Paradoxically, in some “HNPCC” pedigrees, colorectal cancer is absent and led to the reintroduction of the term “Lynch syndrome” to describe this condition (Umar et al. 2004a). The condition is due to inherited changes in the DNA mismatch repair (MMR) genes, most commonly MLH1, MSH2, and MSH6 and less frequently PMS2. Early studies suggested that in most affected individuals, there is a high risk of colon cancer, up to 80 % lifetime risk, somewhat lower in females (40 %) than in males (Dunlop et al. 1997), with an early age at diagnosis of colon cancer (40–50 years compared with 60–70 years in the general population), a preponderance of right-sided Tumours (60–70 % versus 15 %), and susceptibility to multiple primary cancers (25 % versus 5 %) and metachronous cancers (23 %) (Lynch and de la Chapelle 1999), and about 5 % of colorectal cancers occur before 30 years of age (Vasen et al. 2001).

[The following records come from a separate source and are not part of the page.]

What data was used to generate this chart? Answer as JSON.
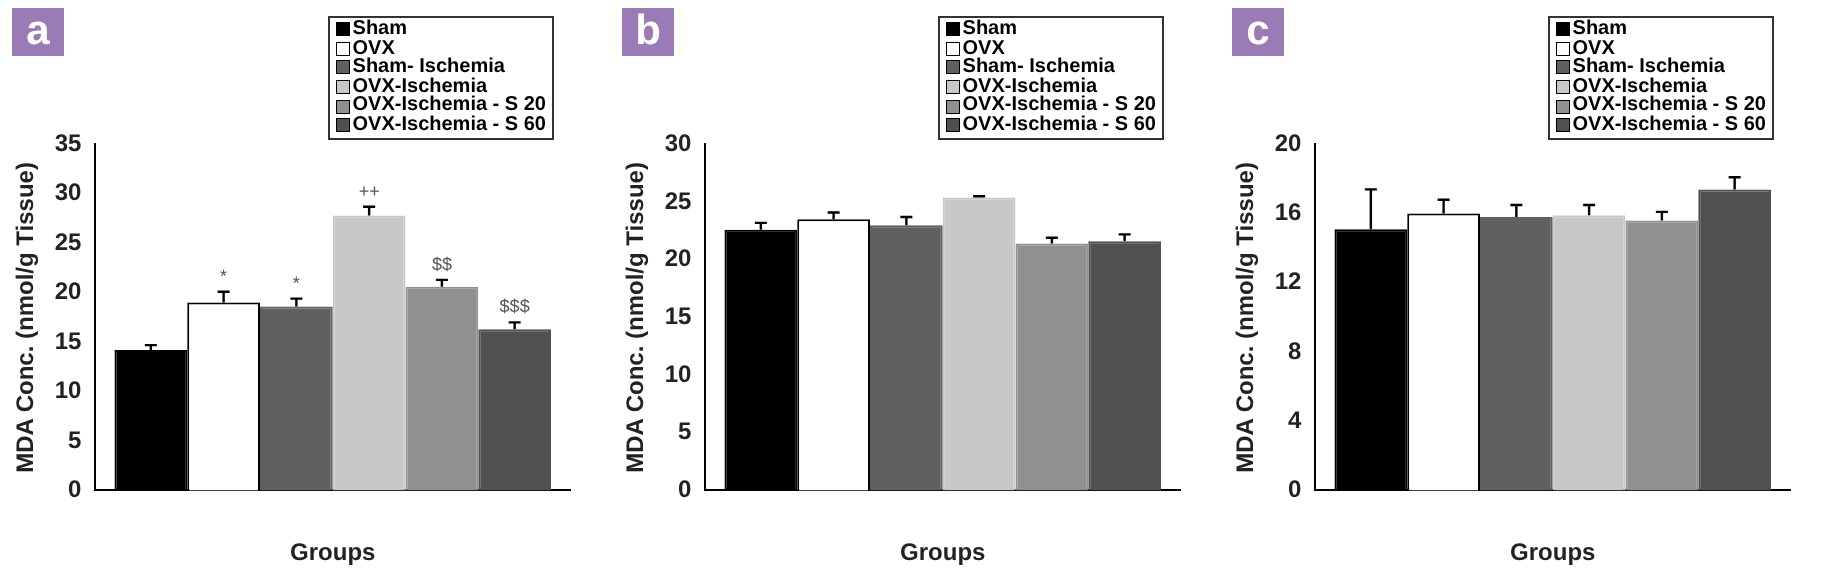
{
  "chart_data": [
    {
      "type": "bar",
      "title": "a",
      "xlabel": "Groups",
      "ylabel": "MDA Conc. (nmol/g Tissue)",
      "categories": [
        null
      ],
      "ylim": [
        0,
        35
      ],
      "yticks": [
        0,
        5,
        10,
        15,
        20,
        25,
        30,
        35
      ],
      "grid": false,
      "legend": "top right",
      "series": [
        {
          "name": "Sham",
          "color": "#000000",
          "values": [
            14.2
          ],
          "errors": [
            0.5
          ]
        },
        {
          "name": "OVX",
          "color": "#ffffff",
          "values": [
            19.0
          ],
          "errors": [
            1.1
          ]
        },
        {
          "name": "Sham- Ischemia",
          "color": "#606060",
          "values": [
            18.6
          ],
          "errors": [
            0.8
          ]
        },
        {
          "name": "OVX-Ischemia",
          "color": "#c8c8c8",
          "values": [
            27.8
          ],
          "errors": [
            0.9
          ]
        },
        {
          "name": "OVX-Ischemia - S 20",
          "color": "#909090",
          "values": [
            20.6
          ],
          "errors": [
            0.7
          ]
        },
        {
          "name": "OVX-Ischemia - S 60",
          "color": "#505050",
          "values": [
            16.3
          ],
          "errors": [
            0.7
          ]
        }
      ],
      "annotations": [
        {
          "text": "*",
          "y": 20.1
        },
        {
          "text": "*",
          "y": 19.4
        },
        {
          "text": "++",
          "y": 28.7
        },
        {
          "text": "$$",
          "y": 21.3
        },
        {
          "text": "$$$",
          "y": 17.0
        }
      ]
    },
    {
      "type": "bar",
      "title": "b",
      "xlabel": "Groups",
      "ylabel": "MDA Conc. (nmol/g Tissue)",
      "categories": [
        null
      ],
      "ylim": [
        0,
        30
      ],
      "yticks": [
        0,
        5,
        10,
        15,
        20,
        25,
        30
      ],
      "grid": false,
      "legend": "top right",
      "series": [
        {
          "name": "Sham",
          "color": "#000000",
          "values": [
            22.6
          ],
          "errors": [
            0.6
          ]
        },
        {
          "name": "OVX",
          "color": "#ffffff",
          "values": [
            23.5
          ],
          "errors": [
            0.6
          ]
        },
        {
          "name": "Sham- Ischemia",
          "color": "#606060",
          "values": [
            23.0
          ],
          "errors": [
            0.7
          ]
        },
        {
          "name": "OVX-Ischemia",
          "color": "#c8c8c8",
          "values": [
            25.4
          ],
          "errors": [
            0.1
          ]
        },
        {
          "name": "OVX-Ischemia - S 20",
          "color": "#909090",
          "values": [
            21.4
          ],
          "errors": [
            0.5
          ]
        },
        {
          "name": "OVX-Ischemia - S 60",
          "color": "#505050",
          "values": [
            21.6
          ],
          "errors": [
            0.6
          ]
        }
      ]
    },
    {
      "type": "bar",
      "title": "c",
      "xlabel": "Groups",
      "ylabel": "MDA Conc. (nmol/g Tissue)",
      "categories": [
        null
      ],
      "ylim": [
        0,
        20
      ],
      "yticks": [
        0,
        4,
        8,
        12,
        16,
        20
      ],
      "grid": false,
      "legend": "top right",
      "series": [
        {
          "name": "Sham",
          "color": "#000000",
          "values": [
            15.1
          ],
          "errors": [
            2.3
          ]
        },
        {
          "name": "OVX",
          "color": "#ffffff",
          "values": [
            16.0
          ],
          "errors": [
            0.8
          ]
        },
        {
          "name": "Sham- Ischemia",
          "color": "#606060",
          "values": [
            15.8
          ],
          "errors": [
            0.7
          ]
        },
        {
          "name": "OVX-Ischemia",
          "color": "#c8c8c8",
          "values": [
            15.9
          ],
          "errors": [
            0.6
          ]
        },
        {
          "name": "OVX-Ischemia - S 20",
          "color": "#909090",
          "values": [
            15.6
          ],
          "errors": [
            0.5
          ]
        },
        {
          "name": "OVX-Ischemia - S 60",
          "color": "#505050",
          "values": [
            17.4
          ],
          "errors": [
            0.7
          ]
        }
      ]
    }
  ]
}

In individuals with Lynch syndrome, there is a predisposition to a variety of extracolonic cancers, most commonly endometrial but also ovarian, gastric, pancreatic, hepatobiliary tract, urothelial, and small intestine (Watson and Lynch 2001). Estimates of the cumulative lifetime risks of the various cancer types in gene mutation carriers are 28–78 % for colorectal cancer in males (24–52 % in females), 27–72 % for endometrial cancer in women, 19 % for gastric cancer, 18 % for biliary tract cancer, 1–12 % for urinary tract cancer and 3–13 % for ovarian cancer in women, and with a 1–4 % risk of brain Tumours and 4–7 % risk of small bowel Tumours, representing a significantly increased relative risk for these Tumours types (reviewed in Vasen et al. 2007). The estimated cumulative risks of colorectal cancer by age 70 years in individuals with Lynch syndrome have been reported as 41 % (95 % confidence intervals [CI], 25–70 %) for MLH1 mutation carriers, 48 % (95 % CI, 30–77 %) for MSH2, and 12 % (95 % CI, 8–22 %) for MSH6. For endometrial cancer, corresponding risks were 54 % (95 % CI, 20–80 %), 21 % (95 % CI, 8–77 %), and 16 % (95 % CI, 8–32 %). For ovarian cancer, they were 20 % (95 % CI, 1–65 %), 24 % (95 % CI, 3–52 %), and 1 % (95 % CI, 0–3 %). The estimated cumulative risks by age 40 years did not exceed 2 % (95 % CI, 0–7 %) for endometrial cancer or 1 % (95 % CI, 0–3 %) for ovarian cancer. The estimated lifetime risks for other Tumours types did not exceed 3 % with any of the gene mutations (Bonadona et al. 2011; Aarnio et al. 1995, 1999; Barrow et al. 2013). These risks are lower than those published previously.
The estimated relative risks for extracolonic cancer vary with different germline mutations: those for small intestinal cancer are 291 for MLH1 mutation carriers and 102 for MSH2 mutation carriers; for gastric cancer 4 and 19, respectively; for ovarian cancer 6 and 8, respectively; and for urinary tract cancer 75 in MSH2 mutation carriers only (Vasen et al. 2001). Overall, MSH2 mutations appear to confer a higher risk of cancer than MLH1 mutations, mainly due to an increased risk of urinary tract and endometrial cancers in MSH2 mutation carriers. MSH6 mutations are associated with less of a risk of colorectal cancer but an increased risk of endometrial and, to a lesser extent, urothelial cancer (Wijnen et al. 1999; Vasen et al. 2001).